Police violence and security spending in the US
The murder of George Floyd was unusual in the extremely high level of public and media attention it received – largely due to its unspeakable brutality, captured on a phone camera and seen by millions. The fact that a police officer was sentenced to 20 years in prison for the killing was even more unusual. But it was also just one of 1,162 police homicides that year, a similar number to most recent years. Although Black people make up just 13% of the US population, they were 2.8 times more likely than white people to be killed by police in 2025. Beyond killings, Black people face systematic discrimination, abuse, violence, and racism at the hands of the police and at every stage of the criminal justice system.

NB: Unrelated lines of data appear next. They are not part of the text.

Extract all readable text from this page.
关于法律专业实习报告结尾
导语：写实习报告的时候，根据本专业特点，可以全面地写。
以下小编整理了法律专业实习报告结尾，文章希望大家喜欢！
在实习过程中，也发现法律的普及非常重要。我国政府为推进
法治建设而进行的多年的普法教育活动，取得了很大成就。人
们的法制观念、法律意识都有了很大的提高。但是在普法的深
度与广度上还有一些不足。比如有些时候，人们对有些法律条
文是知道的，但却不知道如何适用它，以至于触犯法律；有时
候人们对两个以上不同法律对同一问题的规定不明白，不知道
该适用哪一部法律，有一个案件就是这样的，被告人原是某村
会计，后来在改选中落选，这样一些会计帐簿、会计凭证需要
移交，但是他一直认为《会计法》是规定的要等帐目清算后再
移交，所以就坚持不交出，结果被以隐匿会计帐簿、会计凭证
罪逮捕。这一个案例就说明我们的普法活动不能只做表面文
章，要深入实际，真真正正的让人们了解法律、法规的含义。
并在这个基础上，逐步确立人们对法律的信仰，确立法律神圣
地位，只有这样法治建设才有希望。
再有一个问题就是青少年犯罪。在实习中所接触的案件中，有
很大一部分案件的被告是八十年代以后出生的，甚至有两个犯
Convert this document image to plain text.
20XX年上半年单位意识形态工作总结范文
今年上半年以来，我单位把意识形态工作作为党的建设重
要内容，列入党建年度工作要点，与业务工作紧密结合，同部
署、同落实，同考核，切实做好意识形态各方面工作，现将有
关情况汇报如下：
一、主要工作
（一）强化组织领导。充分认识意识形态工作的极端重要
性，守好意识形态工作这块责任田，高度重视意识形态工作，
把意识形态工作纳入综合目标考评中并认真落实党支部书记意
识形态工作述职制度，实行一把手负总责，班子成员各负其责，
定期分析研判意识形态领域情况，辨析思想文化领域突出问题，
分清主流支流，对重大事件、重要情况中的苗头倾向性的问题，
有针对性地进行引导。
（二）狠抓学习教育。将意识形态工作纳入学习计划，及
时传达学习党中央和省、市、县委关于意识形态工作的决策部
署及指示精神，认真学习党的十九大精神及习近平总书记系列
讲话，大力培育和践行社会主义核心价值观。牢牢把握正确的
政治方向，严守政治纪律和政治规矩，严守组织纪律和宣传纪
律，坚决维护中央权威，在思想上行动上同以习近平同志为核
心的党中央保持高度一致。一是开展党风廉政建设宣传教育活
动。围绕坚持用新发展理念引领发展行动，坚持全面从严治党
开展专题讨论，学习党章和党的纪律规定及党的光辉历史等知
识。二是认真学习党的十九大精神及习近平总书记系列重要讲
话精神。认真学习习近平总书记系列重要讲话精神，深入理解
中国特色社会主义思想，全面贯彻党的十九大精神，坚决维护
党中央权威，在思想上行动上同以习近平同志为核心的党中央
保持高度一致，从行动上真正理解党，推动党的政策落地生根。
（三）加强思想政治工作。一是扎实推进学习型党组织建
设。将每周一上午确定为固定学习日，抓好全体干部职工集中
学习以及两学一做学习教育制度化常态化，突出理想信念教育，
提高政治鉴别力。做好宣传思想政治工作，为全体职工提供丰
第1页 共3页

While there are widespread calls for police reform, many activists see the police in the US as being a fundamentally racist institution from its very inception, indeed arguing that policing in the US was established to maintain white supremacy. This has prompted growing calls to defund the police, transferring resources to community-based public safety efforts, mental health support, and poverty reduction measures among others, and ultimately to abolish the police in their current form. Police budgets in the US are huge, often accounting for the majority of a city’s expenditure. The New York Police Department (NYPD)’s annual budget for fiscal year 2025 was over US$ 5.8 billion, down about half a billion dollars from the previous year, but still more than the military spending of many nations worldwide.
The past and current Donald Trump presidential administrations have seen a massive increase in police powers. Following the BLM protests, in May 2022, then-President Biden issued Executive Order 14074 which sought to curtail police violence, for example, requiring federal agencies to ban chokeholds and other tactics. This followed the failure of the US Senate to pass a more wide-reaching police reform bill. Immediately upon taking office, President Trump in his second administration reversed this and many other more progressive orders. On April 28, 2025, he issued Executive Order 14288 “Strengthening and Unleashing America’s Law Enforcement to Pursue Criminals and Protect Innocent Citizens.” The order directs federal resources to promote aggressive policing tactics and militarisation of local law enforcement.